The proximal tubular location of SGLT2 probably drives the paradox observed in trials such as DELIVER, where a diuretic/diuretic-sparing effect is seen, without the downsides of a drug that induces a diuretic/diuretic-sparing effect. It is as if the drug is working by making the kidney operate more 'normally' in handling sodium, rather than the 'brute-force' addition of a second diuretic such as a thiazide. Blocking a large amount of sodium reabsorption in the proximal nephron probably provides this opportunity by (i) increasing delivery of salt-rich fluid to salt-sensing elements spanning the entire remainder of the nephron, and (ii) having the entire remainder of the nephron available to compensate and reabsorb this salty fluid (if required). For example, enhanced sodium chloride delivery to the macula densa results in a relative suppression of renin–angiotensin–aldosterone system activation and other compensatory mechanisms, but this salt and fluid then traverse the remaining nephron segments to undergo compensatory reabsorption as needed, avoiding overdiuresis.

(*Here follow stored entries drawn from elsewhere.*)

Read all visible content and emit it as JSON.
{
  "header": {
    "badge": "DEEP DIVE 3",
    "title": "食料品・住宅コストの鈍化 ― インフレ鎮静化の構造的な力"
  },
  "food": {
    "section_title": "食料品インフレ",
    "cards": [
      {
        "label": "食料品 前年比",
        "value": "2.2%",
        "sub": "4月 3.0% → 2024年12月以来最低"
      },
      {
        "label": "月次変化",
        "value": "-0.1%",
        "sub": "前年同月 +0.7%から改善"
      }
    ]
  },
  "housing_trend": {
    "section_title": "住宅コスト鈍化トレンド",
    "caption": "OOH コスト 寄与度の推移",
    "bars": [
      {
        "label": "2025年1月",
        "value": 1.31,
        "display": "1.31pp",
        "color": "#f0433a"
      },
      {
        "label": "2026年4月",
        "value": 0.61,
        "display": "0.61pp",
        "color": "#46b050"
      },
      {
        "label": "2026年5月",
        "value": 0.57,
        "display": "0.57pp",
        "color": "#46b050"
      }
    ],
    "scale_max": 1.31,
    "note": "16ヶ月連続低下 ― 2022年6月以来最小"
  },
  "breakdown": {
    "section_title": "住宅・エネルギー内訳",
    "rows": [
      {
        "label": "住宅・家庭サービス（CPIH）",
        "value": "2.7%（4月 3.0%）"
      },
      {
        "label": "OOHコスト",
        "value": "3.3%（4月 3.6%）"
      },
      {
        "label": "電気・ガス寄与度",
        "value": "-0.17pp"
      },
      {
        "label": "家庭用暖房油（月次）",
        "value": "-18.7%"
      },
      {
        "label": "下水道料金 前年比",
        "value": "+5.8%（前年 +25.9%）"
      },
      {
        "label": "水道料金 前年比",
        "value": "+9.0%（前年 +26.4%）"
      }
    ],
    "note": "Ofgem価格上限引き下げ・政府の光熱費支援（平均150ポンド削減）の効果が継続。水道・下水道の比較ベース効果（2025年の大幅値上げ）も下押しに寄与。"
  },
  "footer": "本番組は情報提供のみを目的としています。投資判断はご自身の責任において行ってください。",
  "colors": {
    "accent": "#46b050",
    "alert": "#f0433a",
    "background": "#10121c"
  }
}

In light of this physiology, SGLT2 inhibitors probably should be conceptualized not as diuretics but rather as modulators of the volume set point (Graphical Abstract). This vantage point allows us to reconcile the lack of excess risk of volume depletion reported with these agents with the observation of improved volume status and reduction in volume overload-associated events such as HF hospitalization. Healthy people have a normal volume set point, and they too enjoy an absence of hypervolaemic and hypovolaemic events since the kidneys expertly maintain them at this normal volume. The state of HF, regardless of EF, deceives the kidneys into 'believing' that the patient is below their volume set point and thus it is in their best interest to retain salt and water. If SGLT2 inhibitors can in fact recalibrate the volume set point and mitigate this deception, that would certainly be concordant with the observed remarkable reduction in HF hospitalizations seen so early after initiation of treatment. Furthermore, the observation that SGLT2 inhibitor benefit does not differ by baseline loop diuretic dose is also concordant with a recalibration of the set point rather than a simple additive diuretic effect, since any patient at risk for a future volume-related HF hospitalization should benefit from improvement in the volume set point, regardless of their baseline diuretic status. The elegant analysis from Chatur et al. in the present issue,[12] in tandem with prior trials and mechanistic studies, is most consistent with this mechanism and helps us inch closer to understanding how these remarkable drugs reduce the risk of adverse outcome in patients with HFpEF, HFmrEF, and HFrEF.